It looks like the RTO saga has finally reached my company, so most of our engineering force will be coming into the office a couple a days a week, including myself.
Well, I guess it was announced a couple months ago, but it's finally taking effect as of June. Personally, I don't really mind, since I'm living downtown SF and it's only a 30 minute walk down Columbus and Montgomery to get to the office. But it seems a bit superficial, since I'll need to Zoom the vast majority of my team anyhow...
Regardless, I do see some value in having an in-person collaborative space. Especially in the context of fresh college graduates, where I feel like remote work will probably stunt their growth, to some extent. There's something to be said about being able to freely and casually interact with your team throughout the day, in little "hallway conversations."
Though, feelings aside, SF really needs this right now. In one recent study, San Francisco was determined to be in last place in covid recovery among major cities. It makes sense, given how many people here are in tech, and are really able to work remotely without issue. Or, I would have thought. lol Elon doesn't think so.

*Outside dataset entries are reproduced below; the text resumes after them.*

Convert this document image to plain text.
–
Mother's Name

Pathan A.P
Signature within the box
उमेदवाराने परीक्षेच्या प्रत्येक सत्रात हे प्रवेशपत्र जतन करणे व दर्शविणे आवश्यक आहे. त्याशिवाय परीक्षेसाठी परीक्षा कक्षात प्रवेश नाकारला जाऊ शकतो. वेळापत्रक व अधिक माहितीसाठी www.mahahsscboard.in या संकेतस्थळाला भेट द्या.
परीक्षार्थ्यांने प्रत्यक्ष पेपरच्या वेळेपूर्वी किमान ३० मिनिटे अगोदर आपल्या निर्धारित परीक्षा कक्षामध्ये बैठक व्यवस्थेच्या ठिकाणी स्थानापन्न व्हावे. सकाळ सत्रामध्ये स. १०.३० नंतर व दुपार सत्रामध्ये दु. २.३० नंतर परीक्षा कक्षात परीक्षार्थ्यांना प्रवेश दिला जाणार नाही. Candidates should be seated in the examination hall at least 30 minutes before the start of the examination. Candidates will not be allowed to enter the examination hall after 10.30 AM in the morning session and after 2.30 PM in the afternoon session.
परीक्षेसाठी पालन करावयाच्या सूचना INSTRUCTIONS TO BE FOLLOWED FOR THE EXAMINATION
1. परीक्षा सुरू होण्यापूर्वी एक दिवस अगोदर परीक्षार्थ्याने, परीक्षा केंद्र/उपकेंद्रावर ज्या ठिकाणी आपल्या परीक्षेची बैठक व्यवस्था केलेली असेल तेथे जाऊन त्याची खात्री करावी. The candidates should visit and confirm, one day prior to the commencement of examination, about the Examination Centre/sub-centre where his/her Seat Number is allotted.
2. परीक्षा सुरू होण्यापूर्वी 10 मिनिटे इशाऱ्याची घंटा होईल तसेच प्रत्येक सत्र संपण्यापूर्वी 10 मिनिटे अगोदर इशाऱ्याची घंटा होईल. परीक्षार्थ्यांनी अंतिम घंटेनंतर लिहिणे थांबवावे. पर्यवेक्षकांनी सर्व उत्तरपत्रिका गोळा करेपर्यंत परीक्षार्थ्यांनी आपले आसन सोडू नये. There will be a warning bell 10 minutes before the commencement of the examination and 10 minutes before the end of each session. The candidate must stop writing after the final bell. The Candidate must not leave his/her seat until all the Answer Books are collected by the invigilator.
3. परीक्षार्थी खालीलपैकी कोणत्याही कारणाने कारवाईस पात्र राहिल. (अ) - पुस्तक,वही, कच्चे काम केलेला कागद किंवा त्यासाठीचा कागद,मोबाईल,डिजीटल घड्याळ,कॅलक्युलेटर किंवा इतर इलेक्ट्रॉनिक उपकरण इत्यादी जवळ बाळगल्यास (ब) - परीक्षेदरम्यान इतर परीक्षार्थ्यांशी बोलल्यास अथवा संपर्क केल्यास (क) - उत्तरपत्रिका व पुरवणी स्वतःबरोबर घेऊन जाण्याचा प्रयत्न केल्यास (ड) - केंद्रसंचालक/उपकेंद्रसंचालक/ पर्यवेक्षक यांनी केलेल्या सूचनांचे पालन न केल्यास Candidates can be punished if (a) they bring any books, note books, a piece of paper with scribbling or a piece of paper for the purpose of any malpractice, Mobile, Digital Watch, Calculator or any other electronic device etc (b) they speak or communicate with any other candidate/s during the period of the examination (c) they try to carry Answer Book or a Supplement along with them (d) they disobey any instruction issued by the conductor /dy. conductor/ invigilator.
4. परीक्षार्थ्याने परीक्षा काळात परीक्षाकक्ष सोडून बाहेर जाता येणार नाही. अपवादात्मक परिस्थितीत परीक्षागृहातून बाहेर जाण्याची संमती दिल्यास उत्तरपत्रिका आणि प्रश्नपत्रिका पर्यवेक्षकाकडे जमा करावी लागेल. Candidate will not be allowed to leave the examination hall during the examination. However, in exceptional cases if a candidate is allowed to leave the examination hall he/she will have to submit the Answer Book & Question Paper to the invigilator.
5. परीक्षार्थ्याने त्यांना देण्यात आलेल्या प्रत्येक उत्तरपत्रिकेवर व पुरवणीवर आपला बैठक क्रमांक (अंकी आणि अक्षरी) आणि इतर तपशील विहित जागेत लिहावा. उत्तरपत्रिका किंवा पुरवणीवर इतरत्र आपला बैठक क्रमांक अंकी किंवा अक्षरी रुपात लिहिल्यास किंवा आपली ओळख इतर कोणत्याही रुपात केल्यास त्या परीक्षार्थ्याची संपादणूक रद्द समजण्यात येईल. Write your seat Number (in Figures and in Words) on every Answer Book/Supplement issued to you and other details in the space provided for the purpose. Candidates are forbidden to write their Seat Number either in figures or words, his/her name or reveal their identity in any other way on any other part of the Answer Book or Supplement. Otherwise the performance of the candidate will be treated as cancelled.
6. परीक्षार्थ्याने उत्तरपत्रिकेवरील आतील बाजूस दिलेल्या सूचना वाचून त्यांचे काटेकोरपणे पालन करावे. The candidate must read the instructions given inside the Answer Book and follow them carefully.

Productivity is a tricky thing to gauge, and if you ask me, the countless cross-disciplinary social studies that have attempted to answer this question in recent years have been largely meaningless. This is probably why every week the consensus on remote productivity seems to flip. I suppose you could probably use more tangible metrics like revenue growth, but even then, since the onset of the pandemic, the US (and probably the rest of the world, too) has practically become a large scale economics experiment, so you'd be remiss if you attempted to make any conclusions of causality based on assumptions of normalcy.

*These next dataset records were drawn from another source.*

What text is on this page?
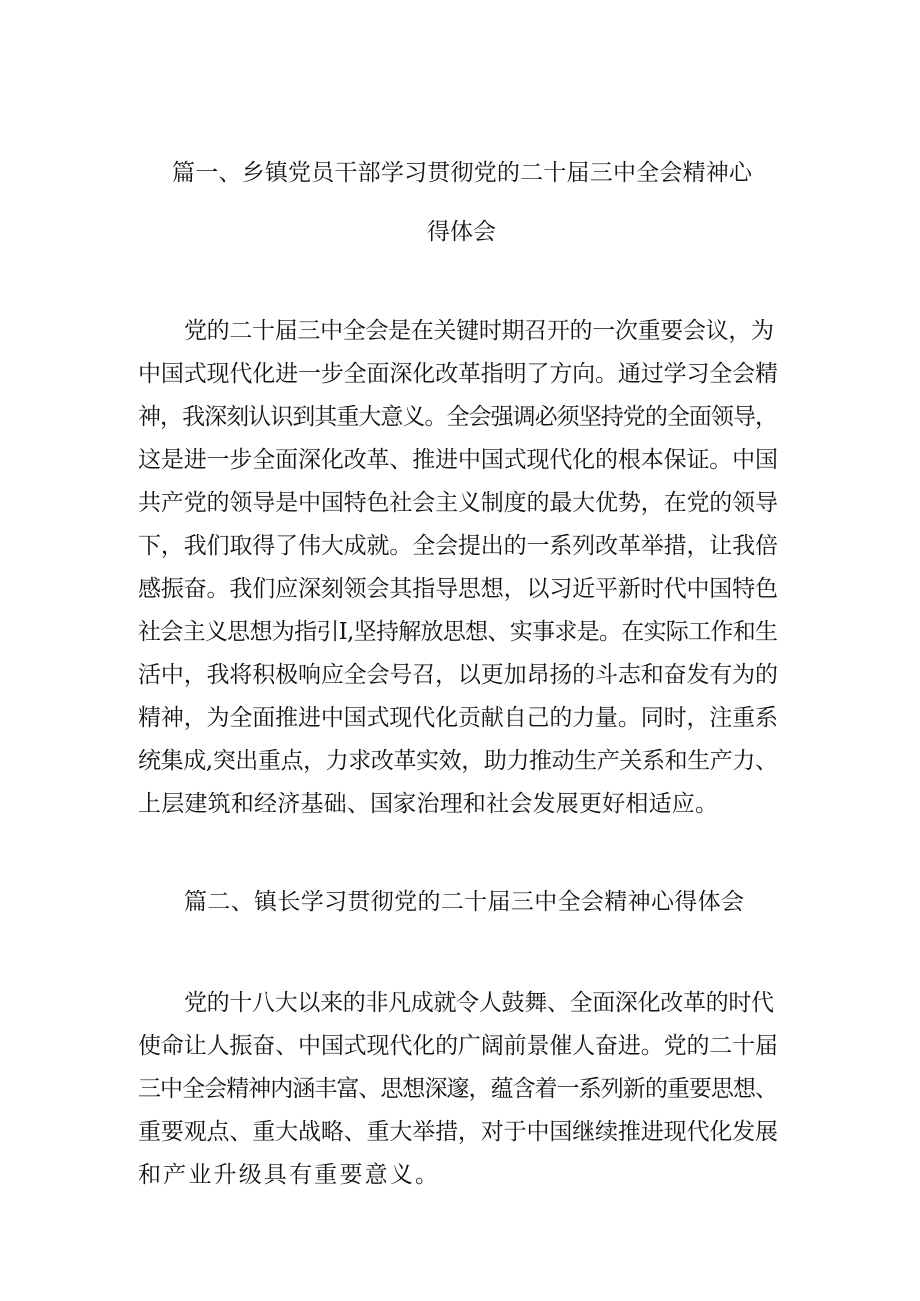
篇一、乡镇党员干部学习贯彻党的二十届三中全会精神心
得体会

党的二十届三中全会是在关键时期召开的一次重要会议，为

中国式现代化进一步全面深化改革指明了方向。通过学习全会精

神，我深刻认识到其重大意义。全会强调必须坚持党的全面领导，

这是进一步全面深化改革、推进中国式现代化的根本保证。中国

共产党的领导是中国特色社会主义制度的最大优势，在党的领导

下，我们取得了伟大成就。全会提出的一系列改革举措，让我倍

感振奋。我们应深刻领会其指导思想，以习近平新时代中国特色

社会主义思想为指引I,坚持解放思想、实事求是。在实际工作和生

活中，我将积极响应全会号召，以更加昂扬的斗志和奋发有为的

精神，为全面推进中国式现代化贡献自己的力量。同时，注重系

统集成,突出重点，力求改革实效，助力推动生产关系和生产力、

上层建筑和经济基础、国家治理和社会发展更好相适应。

篇二、镇长学习贯彻党的二十届三中全会精神心得体会

党的十八大以来的非凡成就令人鼓舞、全面深化改革的时代

使命让人振奋、中国式现代化的广阔前景催人奋进。党的二十届

三中全会精神内涵丰富、思想深邃，蕴含着一系列新的重要思想、

重要观点、重大战略、重大举措，对于中国继续推进现代化发展

和产业升级具有重要意义。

But I'm not really interested in productivity across the board anyhow. I want to know if software developers, specifically, are more or less productive. But I couldn't really find anything.
Of course developers are happier working from home, and they certainly seem to self report increased productivity (myself included), but there may be more subtle productivity losses incurred due to things like reduced interaction with colleagues and collaboration. But I couldn't really find any in-depth studies attempting to objectively measure this.
I have a feeling every software company is going to implement an RTO strategy over the next year or two, whether it's a full return or a hybrid model, regardless of the results of any studies. It has more to do with power and status, if you ask me. These companies want to flex their presence in all of the major cities, but they can't do that if their developers are working comfortably every day with no pants on, in the middle of nowhere.